Stock Market In Shock As Infosys Share Price Fall 9%, Wiping Off Rs 48,000 Crore Of Investors’ Money

While wiping out Rs 48,000 crore in market capital, the shares of Indian IT major, Infosys Ltd plunged over 9 percent on Monday’s trading session.

How Did This Happen?

It seems that many analysts cut its margin estimates over its weaker-than-expected earnings for the March quarter.

Further, looks like the biggest fall in the market at 9 percent since March 23, 2020. 

On Monday, the IT firm’s stock touched a low of Rs 1,592 a share. 

Market Experts Take

In order to factor the miss, Jefferies India cut its margin estimates by 100-170 basis points further expecting 21.9 percent margin in FY22.  

On the other hand the brokerage firm Nomura Research, expects FY23F EBIT margin to drop 100bp year on-year to 22 percent and lower FY22-24 earnings per share by 5-7 percent primarily on our lower margin expectations.

Similarly, B&K Securities is anticipating the margins of 22.7/23.7 percent for FY23/24.

Hence downgraded its EPS estimates by 5 percent each year to Rs. 63/78 per share respectively.

Why Would This Happen?

Coming to the company’s performance, Infosys reported a revenue growth of 1.2 percent on-quarter in constant currency terms due to contractual client provisions impact and less number of calendar working days.

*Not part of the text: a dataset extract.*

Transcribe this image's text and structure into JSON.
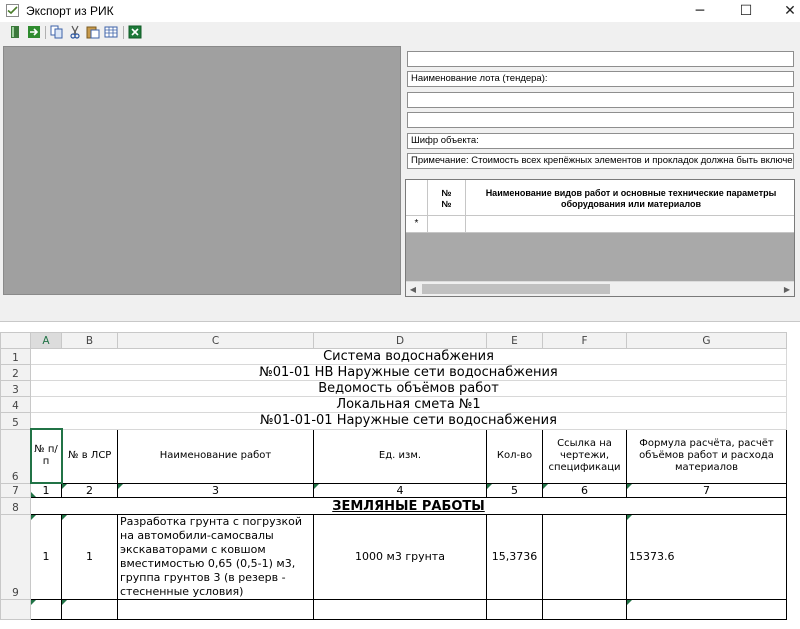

Basically, the margin was down by 193 basis points QoQ at 21.6 percent largely due to lower working days (160bps), contractual client provision (60bps) partially negated by pyramid optimisation.

The lower margin caused by the factors including higher than expected pass-through costs (90bps margin hit), higher employee costs (30bps margin hit), rise in travel costs (30bps margin hit). 

Company’s quarterly annualized attrition is down 5 percentage points in the fourth quarter as highlighted by the company’s management.

Further, the wage hikes in FY23 may be competitive and higher than last year particularly overseas.

Giving its view, Motilal Oswal Securities said “Infosys posted weak earnings with slow growth and a meaningful dip in margin. Though growth in the quarter was muted, demand remains intact and the order book remains strong. The management’s FY23 growth guidance and high headcount addition provide further visibility on demand,” in a note to investors.

“We expect Infosys to deliver margin on the higher side of its guidance band, with strong growth and reduced dependence on sub-contractors as attrition falls.  We expect Infosys to be a key beneficiary of an acceleration in IT spends,” Motilal Oswal Report added.

Besides this, the IT firm shared an encouraging growth guidance of 13-15 percent for FY23 on the back of a robust demand environment and strong deal pipeline.